& now, Karl Rove as Alice

“Perfect Happiness” by Michael Caines, oil on canvas, 48″ x 46″
"Perfect Happiness" by Michael Caines, oil on canvas, 48" x 46"

And a Happy New Year! The past year in political cartoonage has seen Palin and others as Alice. Now Canadian artist Michael Caines has Karl Rove in blue dress. (Rove was political strategist for George W. Bush and is now a pundit for Fox News.) The show “Perfect Happiness,” named after the Rove painting, runs through December 31st at the Mulherin Pollard Projects in Manhattan, 317 Tenth Ave. The art is for sale from $1,200 up to $10,000. There’s some disagreement between the Bloomberg News and LCSNA members as to what exactly Karl Rove is supposed to be (not to mention why) in that painting. Bloomberg writer Katya Kazakina refers to Rove as “dressed as Dorothy from ‘The Wizard of Oz’” and the image caption says he “wears a dress while embracing a Bambi-like deer.” Cindy Watter differs: “The scene isn’t Bambi-like; it is clearly taken from TTLG.” Please leave your analysis in the comments, as well as any identification of the people in the Tea Party below. More of Caines art, including some other Carrollian inspiration and Kim Jong Il in a ball gown, at mulherinpollard.com.

"Tea Party" by Michael Caines, oil on panel, 36" x 24"

3 thoughts on “& now, Karl Rove as Alice

  1. Okay, I see the Bloomberg article explains: “‘Tea Party’ portrays the late conservative U.S. Senator Jesse Helms with floppy ears and talk radio host “Dr. Laura” Schlessinger as the Mad Hatter.”

  2. I think Helms and Schlessinger should consider themselves complimented. And Rove as well!

  3. And as to the “why” I asked, there’s an artists’ statement on Mulherin Pollard website with some deeper explanation:

    “Influenced by Rick Perlstein’s 2008 book, Nixonland: The Rise Of A President And The Fracturing Of America, Caines considers the fate of now obsolete political figures, and those who will someday, in turn, fall into the shadow of history. Their images, so vivid, are given an afterlife in electronic media, and they are, in a sense, both entombed there and in limbo. Caines’ new work reveals the peculiar beauty that history lends to these iconic physiognomies, and his work is as much a response to their physicality as it is to the politics they are, or were, embroiled in. Thus baby-headed Carl Rove is cuddled by Ronald Reagan as dowager duchess, while a younger, glowingly handsome Jesus-Reagan cradles a little Glenn Beck lamb.

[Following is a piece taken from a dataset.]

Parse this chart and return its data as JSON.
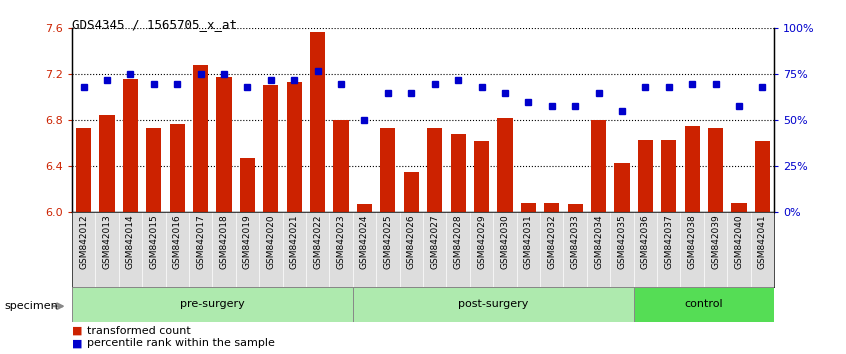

    “Caines rifles through the past, masterfully reworking elements of historical pictures to provide landscapes for these figures to inhabit. By conflating painting and political history, his work evokes nostalgia for the idealism that comes with belief, whether in political or artistic greatness. Caines references Sir John Tenniel’s beautiful illustrations for Lewis Carroll’s Alice in Wonderland, utilizing the spirit of absurdity in the drawings and text as a form of critique. Rather than passively absorbing history and media images, Caines asserts his right to creative action. He thereby extends to us, his viewers, a kind of tentative idealism, one in which he in turn asserts our right to act on – rather than be acted upon – the images of our shared histories.”